I am asking for support to make this more reliable and reproducible.
My project is open source (https://github.com/groundlens-dev) and the idea is to create a trustworthy detection tool accesible from personal users to large deployments in regulated industries like finance, legal or healtcare. To achive this goal I need to work in testing large amounts of data from different contexts with these methods. This tests will help to imorove the methods, validate them and publish the results in order to achice the most important goal: trust.
I need to run experiments implying several days of GPU use, generate datasets and annotate them by different individuals (not just me).
The team is just me for now. I collaborate with other researchers on some topics. My track record is that I created Groundlens and have worked on the project for a year and a half.
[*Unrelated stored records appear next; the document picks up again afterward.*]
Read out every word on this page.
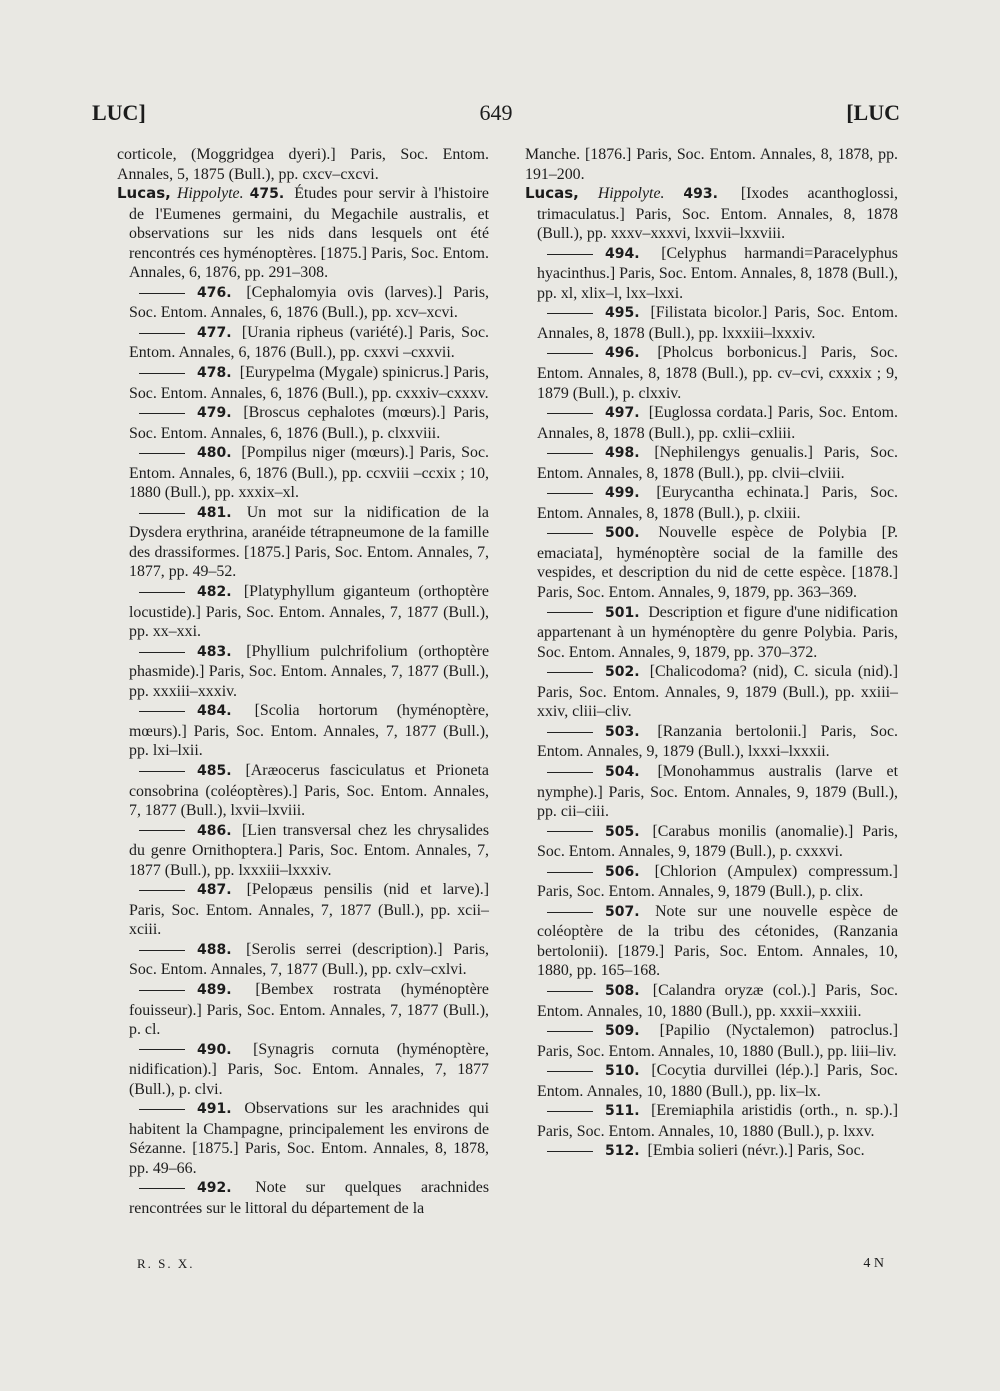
LUC]	649	[LUC

corticole, (Moggridgea dyeri).] Paris, Soc. Entom. Annales, 5, 1875 (Bull.), pp. cxcv–cxcvi.

Lucas, Hippolyte. 475. Études pour servir à l'histoire de l'Eumenes germaini, du Megachile australis, et observations sur les nids dans lesquels ont été rencontrés ces hyménoptères. [1875.] Paris, Soc. Entom. Annales, 6, 1876, pp. 291–308.

476. [Cephalomyia ovis (larves).] Paris, Soc. Entom. Annales, 6, 1876 (Bull.), pp. xcv–xcvi.

477. [Urania ripheus (variété).] Paris, Soc. Entom. Annales, 6, 1876 (Bull.), pp. cxxvi –cxxvii.

478. [Eurypelma (Mygale) spinicrus.] Paris, Soc. Entom. Annales, 6, 1876 (Bull.), pp. cxxxiv–cxxxv.

479. [Broscus cephalotes (mœurs).] Paris, Soc. Entom. Annales, 6, 1876 (Bull.), p. clxxviii.

480. [Pompilus niger (mœurs).] Paris, Soc. Entom. Annales, 6, 1876 (Bull.), pp. ccxviii –ccxix ; 10, 1880 (Bull.), pp. xxxix–xl.

481. Un mot sur la nidification de la Dysdera erythrina, aranéide tétrapneumone de la famille des drassiformes. [1875.] Paris, Soc. Entom. Annales, 7, 1877, pp. 49–52.

482. [Platyphyllum giganteum (orthoptère locustide).] Paris, Soc. Entom. Annales, 7, 1877 (Bull.), pp. xx–xxi.

483. [Phyllium pulchrifolium (orthoptère phasmide).] Paris, Soc. Entom. Annales, 7, 1877 (Bull.), pp. xxxiii–xxxiv.

484. [Scolia hortorum (hyménoptère, mœurs).] Paris, Soc. Entom. Annales, 7, 1877 (Bull.), pp. lxi–lxii.

485. [Aræocerus fasciculatus et Prioneta consobrina (coléoptères).] Paris, Soc. Entom. Annales, 7, 1877 (Bull.), lxvii–lxviii.

486. [Lien transversal chez les chrysalides du genre Ornithoptera.] Paris, Soc. Entom. Annales, 7, 1877 (Bull.), pp. lxxxiii–lxxxiv.

487. [Pelopæus pensilis (nid et larve).] Paris, Soc. Entom. Annales, 7, 1877 (Bull.), pp. xcii–xciii.

488. [Serolis serrei (description).] Paris, Soc. Entom. Annales, 7, 1877 (Bull.), pp. cxlv–cxlvi.

489. [Bembex rostrata (hyménoptère fouisseur).] Paris, Soc. Entom. Annales, 7, 1877 (Bull.), p. cl.

490. [Synagris cornuta (hyménoptère, nidification).] Paris, Soc. Entom. Annales, 7, 1877 (Bull.), p. clvi.

491. Observations sur les arachnides qui habitent la Champagne, principalement les environs de Sézanne. [1875.] Paris, Soc. Entom. Annales, 8, 1878, pp. 49–66.

492. Note sur quelques arachnides rencontrées sur le littoral du département de la

Manche. [1876.] Paris, Soc. Entom. Annales, 8, 1878, pp. 191–200.

Lucas, Hippolyte. 493. [Ixodes acanthoglossi, trimaculatus.] Paris, Soc. Entom. Annales, 8, 1878 (Bull.), pp. xxxv–xxxvi, lxxvii–lxxviii.

494. [Celyphus harmandi=Paracelyphus hyacinthus.] Paris, Soc. Entom. Annales, 8, 1878 (Bull.), pp. xl, xlix–l, lxx–lxxi.

495. [Filistata bicolor.] Paris, Soc. Entom. Annales, 8, 1878 (Bull.), pp. lxxxiii–lxxxiv.

496. [Pholcus borbonicus.] Paris, Soc. Entom. Annales, 8, 1878 (Bull.), pp. cv–cvi, cxxxix ; 9, 1879 (Bull.), p. clxxiv.

497. [Euglossa cordata.] Paris, Soc. Entom. Annales, 8, 1878 (Bull.), pp. cxlii–cxliii.

498. [Nephilengys genualis.] Paris, Soc. Entom. Annales, 8, 1878 (Bull.), pp. clvii–clviii.

499. [Eurycantha echinata.] Paris, Soc. Entom. Annales, 8, 1878 (Bull.), p. clxiii.

500. Nouvelle espèce de Polybia [P. emaciata], hyménoptère social de la famille des vespides, et description du nid de cette espèce. [1878.] Paris, Soc. Entom. Annales, 9, 1879, pp. 363–369.

501. Description et figure d'une nidification appartenant à un hyménoptère du genre Polybia. Paris, Soc. Entom. Annales, 9, 1879, pp. 370–372.

502. [Chalicodoma? (nid), C. sicula (nid).] Paris, Soc. Entom. Annales, 9, 1879 (Bull.), pp. xxiii–xxiv, cliii–cliv.

503. [Ranzania bertolonii.] Paris, Soc. Entom. Annales, 9, 1879 (Bull.), lxxxi–lxxxii.

504. [Monohammus australis (larve et nymphe).] Paris, Soc. Entom. Annales, 9, 1879 (Bull.), pp. cii–ciii.

505. [Carabus monilis (anomalie).] Paris, Soc. Entom. Annales, 9, 1879 (Bull.), p. cxxxvi.

506. [Chlorion (Ampulex) compressum.] Paris, Soc. Entom. Annales, 9, 1879 (Bull.), p. clix.

507. Note sur une nouvelle espèce de coléoptère de la tribu des cétonides, (Ranzania bertolonii). [1879.] Paris, Soc. Entom. Annales, 10, 1880, pp. 165–168.

508. [Calandra oryzæ (col.).] Paris, Soc. Entom. Annales, 10, 1880 (Bull.), pp. xxxii–xxxiii.

509. [Papilio (Nyctalemon) patroclus.] Paris, Soc. Entom. Annales, 10, 1880 (Bull.), pp. liii–liv.

510. [Cocytia durvillei (lép.).] Paris, Soc. Entom. Annales, 10, 1880 (Bull.), pp. lix–lx.

511. [Eremiaphila aristidis (orth., n. sp.).] Paris, Soc. Entom. Annales, 10, 1880 (Bull.), p. lxxv.

512. [Embia solieri (névr.).] Paris, Soc.

R. S. X.	4 N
I have also advised a few consulting clients, which gave me a clear picture of the industry's trends and bottlenecks.
As said, we can trust 70% in the whole groundlens approach. As first filter around 80%. The most likely way the project fails is that these numbers do not improve. If that happens, the outcome is that the values stay where they are today. That is still a useful first filter, and the dataset and the code stay public for anyone to build on. But real trust needs a value very close to 99%.
I haven't received any funding. I have paid all the bills.